The issue is that since arrow is a c++ library, the names of the symbols are mangled, see https://github.com/joblib/threadpoolctl/issues/134#issuecomment-1632549685, making it hard to retrieve for threadpoolctl. I can see 3 alternatives:
-
arrow exports these symbols as C functions:
extern "C" int arrow::GetCpuThreadPoolCapacity()

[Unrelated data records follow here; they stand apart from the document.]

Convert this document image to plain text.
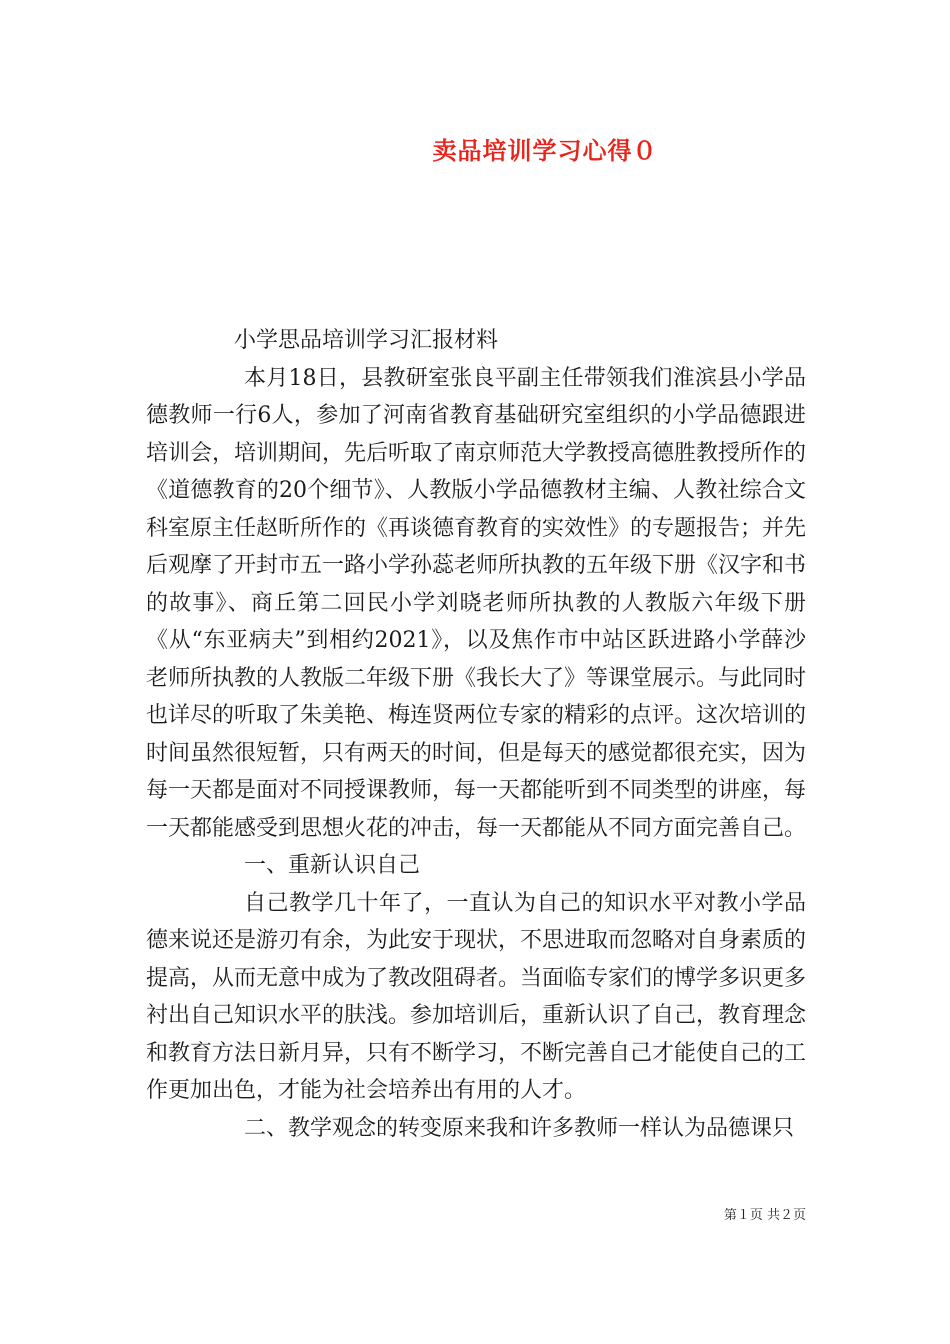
卖品培训学习心得０

小学思品培训学习汇报材料

本月18日，县教研室张良平副主任带领我们淮滨县小学品德教师一行6人，参加了河南省教育基础研究室组织的小学品德跟进培训会，培训期间，先后听取了南京师范大学教授高德胜教授所作的《道德教育的20个细节》、人教版小学品德教材主编、人教社综合文科室原主任赵昕所作的《再谈德育教育的实效性》的专题报告；并先后观摩了开封市五一路小学孙蕊老师所执教的五年级下册《汉字和书的故事》、商丘第二回民小学刘晓老师所执教的人教版六年级下册《从“东亚病夫”到相约2021》，以及焦作市中站区跃进路小学薛沙老师所执教的人教版二年级下册《我长大了》等课堂展示。与此同时也详尽的听取了朱美艳、梅连贤两位专家的精彩的点评。这次培训的时间虽然很短暂，只有两天的时间，但是每天的感觉都很充实，因为每一天都是面对不同授课教师，每一天都能听到不同类型的讲座，每一天都能感受到思想火花的冲击，每一天都能从不同方面完善自己。

一、重新认识自己

自己教学几十年了，一直认为自己的知识水平对教小学品德来说还是游刃有余，为此安于现状，不思进取而忽略对自身素质的提高，从而无意中成为了教改阻碍者。当面临专家们的博学多识更多衬出自己知识水平的肤浅。参加培训后，重新认识了自己，教育理念和教育方法日新月异，只有不断学习，不断完善自己才能使自己的工作更加出色，才能为社会培养出有用的人才。

二、教学观念的转变原来我和许多教师一样认为品德课只

第１页 共２页
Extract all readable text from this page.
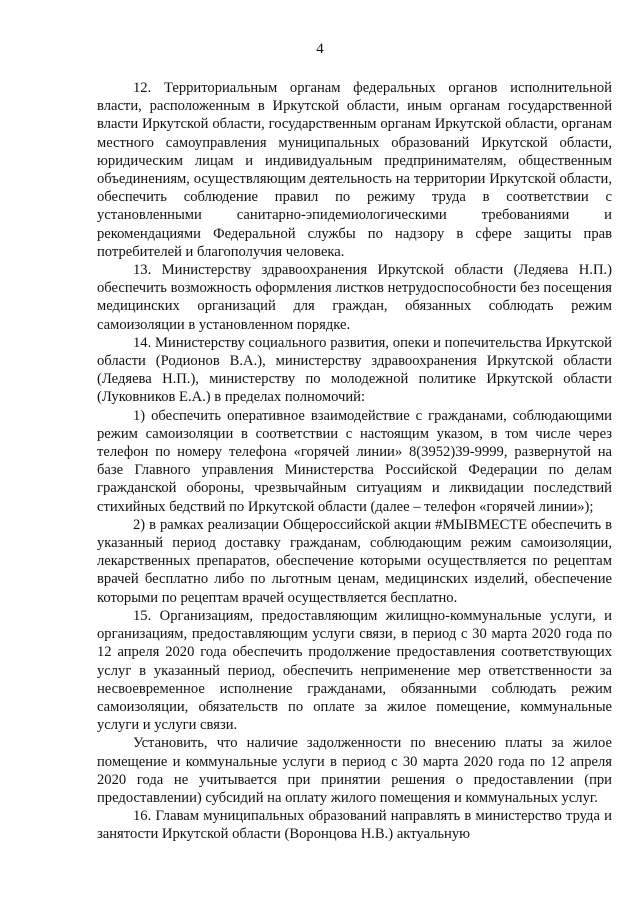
4

12. Территориальным органам федеральных органов исполнительной власти, расположенным в Иркутской области, иным органам государственной власти Иркутской области, государственным органам Иркутской области, органам местного самоуправления муниципальных образований Иркутской области, юридическим лицам и индивидуальным предпринимателям, общественным объединениям, осуществляющим деятельность на территории Иркутской области, обеспечить соблюдение правил по режиму труда в соответствии с установленными санитарно-эпидемиологическими требованиями и рекомендациями Федеральной службы по надзору в сфере защиты прав потребителей и благополучия человека.

13. Министерству здравоохранения Иркутской области (Ледяева Н.П.) обеспечить возможность оформления листков нетрудоспособности без посещения медицинских организаций для граждан, обязанных соблюдать режим самоизоляции в установленном порядке.

14. Министерству социального развития, опеки и попечительства Иркутской области (Родионов В.А.), министерству здравоохранения Иркутской области (Ледяева Н.П.), министерству по молодежной политике Иркутской области (Луковников Е.А.) в пределах полномочий:

1) обеспечить оперативное взаимодействие с гражданами, соблюдающими режим самоизоляции в соответствии с настоящим указом, в том числе через телефон по номеру телефона «горячей линии» 8(3952)39-9999, развернутой на базе Главного управления Министерства Российской Федерации по делам гражданской обороны, чрезвычайным ситуациям и ликвидации последствий стихийных бедствий по Иркутской области (далее – телефон «горячей линии»);

2) в рамках реализации Общероссийской акции #МЫВМЕСТЕ обеспечить в указанный период доставку гражданам, соблюдающим режим самоизоляции, лекарственных препаратов, обеспечение которыми осуществляется по рецептам врачей бесплатно либо по льготным ценам, медицинских изделий, обеспечение которыми по рецептам врачей осуществляется бесплатно.

15. Организациям, предоставляющим жилищно-коммунальные услуги, и организациям, предоставляющим услуги связи, в период с 30 марта 2020 года по 12 апреля 2020 года обеспечить продолжение предоставления соответствующих услуг в указанный период, обеспечить неприменение мер ответственности за несвоевременное исполнение гражданами, обязанными соблюдать режим самоизоляции, обязательств по оплате за жилое помещение, коммунальные услуги и услуги связи.

Установить, что наличие задолженности по внесению платы за жилое помещение и коммунальные услуги в период с 30 марта 2020 года по 12 апреля 2020 года не учитывается при принятии решения о предоставлении (при предоставлении) субсидий на оплату жилого помещения и коммунальных услуг.

16. Главам муниципальных образований направлять в министерство труда и занятости Иркутской области (Воронцова Н.В.) актуальную
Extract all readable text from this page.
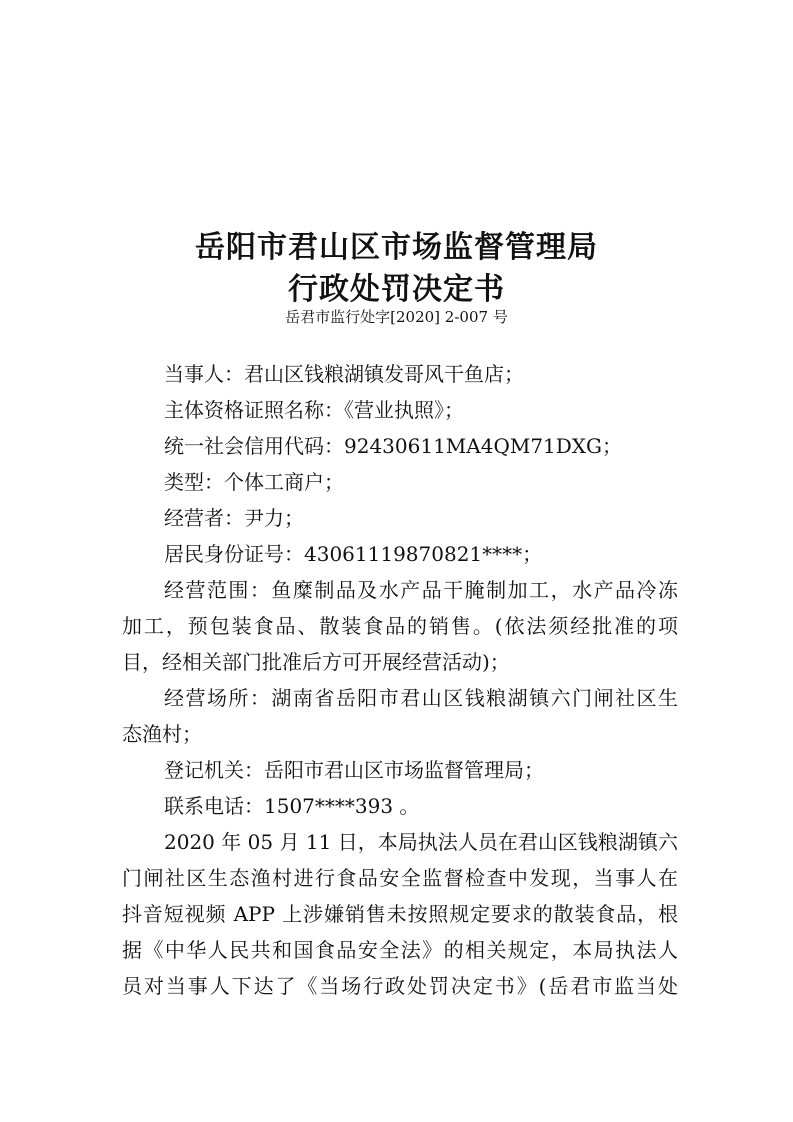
岳阳市君山区市场监督管理局
行政处罚决定书
岳君市监行处字[2020] 2-007 号
当事人：君山区钱粮湖镇发哥风干鱼店；
主体资格证照名称：《营业执照》；
统一社会信用代码：92430611MA4QM71DXG；
类型：个体工商户；
经营者：尹力；
居民身份证号：43061119870821****；
经营范围：鱼糜制品及水产品干腌制加工，水产品冷冻
加工，预包装食品、散装食品的销售。(依法须经批准的项
目，经相关部门批准后方可开展经营活动)；
经营场所：湖南省岳阳市君山区钱粮湖镇六门闸社区生
态渔村；
登记机关：岳阳市君山区市场监督管理局；
联系电话：1507****393 。
2020 年 05 月 11 日，本局执法人员在君山区钱粮湖镇六
门闸社区生态渔村进行食品安全监督检查中发现，当事人在
抖音短视频 APP 上涉嫌销售未按照规定要求的散装食品，根
据《中华人民共和国食品安全法》的相关规定，本局执法人
员对当事人下达了《当场行政处罚决定书》(岳君市监当处
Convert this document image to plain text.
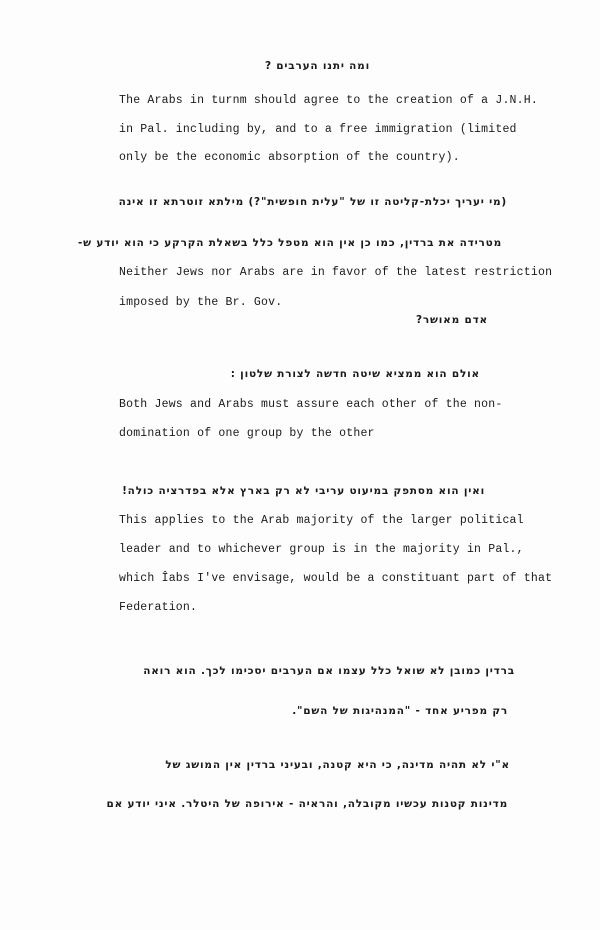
ומה יתנו הערבים ?
The Arabs in turnm should agree to the creation of a J.N.H.
in Pal. including by, and to a free immigration (limited
only be the economic absorption of the country).
(מי יעריך יכלת-קליטה זו של "עלית חופשית"?) מילתא זוטרתא זו אינה
מטרידה את ברדין, כמו כן אין הוא מטפל כלל בשאלת הקרקע כי הוא יודע ש-
Neither Jews nor Arabs are in favor of the latest restriction
imposed by the Br. Gov.
אדם מאושר?
אולם הוא ממציא שיטה חדשה לצורת שלטון :
Both Jews and Arabs must assure each other of the non-
domination of one group by the other
ואין הוא מסתפק במיעוט עריבי לא רק בארץ אלא בפדרציה כולה!
This applies to the Arab majority of the larger political
leader and to whichever group is in the majority in Pal.,
which Îabs I've envisage, would be a constituant part of that
Federation.
ברדין כמובן לא שואל כלל עצמו אם הערבים יסכימו לכך. הוא רואה
רק מפריע אחד - "המנהיגות של השם".
א"י לא תהיה מדינה, כי היא קטנה, ובעיני ברדין אין המושג של
מדינות קטנות עכשיו מקובלה, והראיה - אירופה של היטלר. איני יודע אם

, but arrow people might not want to do that :smile: and even though it does not completely guarantee that the name of the symbol won't change at all (it could acquire a leading underscore for instance). -
threadpoolctl implements a mechanism to try to demangle the name by looking at the list of all symbols in the dso and try to match the mangled names with the one we're looking for. It will be very tricky to make it work consistently on all platforms.
-
the latest version of threadpoolctl allows third party developpers to implement and register a custom controller for their library. You can see an attempt at writing such a controller for arrow, through pyarrow, here https://github.com/joblib/threadpoolctl/issues/134#issuecomment-1632205706. Here the controller does not rely on the c++ symbols but on their python bindings instead. We can't do that in threadpoolctl because we don't want to have a dependency on pyarrow. Do you think the devs of pyarrow would be willing to implement and register an official controller for arrow ? An issue with that, mentionned here https://github.com/joblib/threadpoolctl/issues/134#issuecomment-1633881699, is that if another lib bundles arrow, it will need to register its own controller.